If Canadian politics needed a Rorschach test, Teck Resources Ltd. skilfully provided one this week.
In a brief letter to federal Minister of Environment and Climate Change Jonathan Wilkinson, Teck CEO Don Lindsay explained the company was withdrawing its proposal for the $20.6-billion Frontier oilsands project in Alberta. His choice of words provided ammunition to leaders of all political stripes:
"[I]nvestors and customers are increasingly looking for jurisdictions to have a framework in place that reconciles resource development and climate change, in order to produce the cleanest possible products. This does not yet exist here today and, unfortunately, the growing debate around this issue has placed Frontier and our company squarely at the nexus of much broader issues that need to be resolved."
The project was expected to create up to 7,000 construction jobs as well as 2,500 operating jobs, and would have meant roughly $12 billion in federal income and capital taxes. Over its 40 years of operation, it would have generated four million tonnes of greenhouse gas emissions annually.
Ottawa aims to reduce Canada’s GHG emissions by 30 per cent below 2005 levels by 2030 and to achieve net-zero emissions by 2050. It’s hard to square that with approving the Frontier project, and Prime Minister Justin Trudeau’s caucus was divided over it.

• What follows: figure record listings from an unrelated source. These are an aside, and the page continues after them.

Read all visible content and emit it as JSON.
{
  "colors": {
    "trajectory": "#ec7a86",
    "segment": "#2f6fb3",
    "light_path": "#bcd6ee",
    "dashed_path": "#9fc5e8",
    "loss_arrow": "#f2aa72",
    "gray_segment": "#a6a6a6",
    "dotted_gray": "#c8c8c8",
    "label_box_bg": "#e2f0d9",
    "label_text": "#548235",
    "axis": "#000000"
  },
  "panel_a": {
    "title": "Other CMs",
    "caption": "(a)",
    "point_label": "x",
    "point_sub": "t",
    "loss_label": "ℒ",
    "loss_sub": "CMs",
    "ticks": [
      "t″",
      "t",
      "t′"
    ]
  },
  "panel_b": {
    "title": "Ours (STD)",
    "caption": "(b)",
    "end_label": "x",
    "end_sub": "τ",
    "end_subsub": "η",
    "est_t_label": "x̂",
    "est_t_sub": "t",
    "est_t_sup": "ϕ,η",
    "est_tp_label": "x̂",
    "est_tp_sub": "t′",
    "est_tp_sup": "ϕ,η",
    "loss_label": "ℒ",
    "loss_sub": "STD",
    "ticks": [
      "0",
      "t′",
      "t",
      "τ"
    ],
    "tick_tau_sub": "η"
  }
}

That decision, now mooted, was to come before the end of February.
Alberta Premier Jason Kenney, whose government is fighting Ottawa in court over carbon pricing, linked the Teck decision to the feds’ inaction over current nationwide protests in solidarity with Wet’suwet’en hereditary chiefs opposing a pipeline on their territory in British Columbia. Federal Conservative Leader Andrew Scheer struck the same tone, placing the blame for the Frontier cancellation on Mr. Trudeau.
It’s much more likely, however, that purely a business consideration — the price of oil — was the overriding factor in Teck’s decision.
Oilsands projects such as this are profitable only when the price of crude is US$75 a barrel. In 2011, when the Frontier project was initially proposed, the average price was US$94.88 a barrel; the price remained above US$93 for the next three years.
Since the end of 2014, however, the price of oil has averaged around US$50 per barrel, with rare spikes into US$70 territory. Teck had to assess the project’s profitability over the next 40 years, as the world desperately looks for ways to transition away from fossil fuels in the hope of arresting global climate change. Considering the time Teck spent in consultations and developing the Frontier project, the $1.13-billion cost of walking away must seem the most prudent choice.
Despite attempts by Mr. Kenney and Mr. Scheer to blame recent protests and the Trudeau government’s response to them, there is another telling line in Mr. Lindsay’s letter: "Since the original application in 2011 we have, as others in the industry have done, continued to optimize the project to further confirm it is commercially viable."
As the price of oil falls, so does the viability of any oilsands project. And those long-term trends are not attributable to recent protests.
While the loss of potential jobs is a blow to Alberta, the additional GHG emissions would have made Canada’s climate-change targets even harder to meet. At least the Teck CEO’s deftly worded letter has engaged Canadians in a spirited debate over the benefits of increasing emissions for a highly uncertain financial return.
Teck has made a business decision. Seeking to spin it for political gain benefits no one.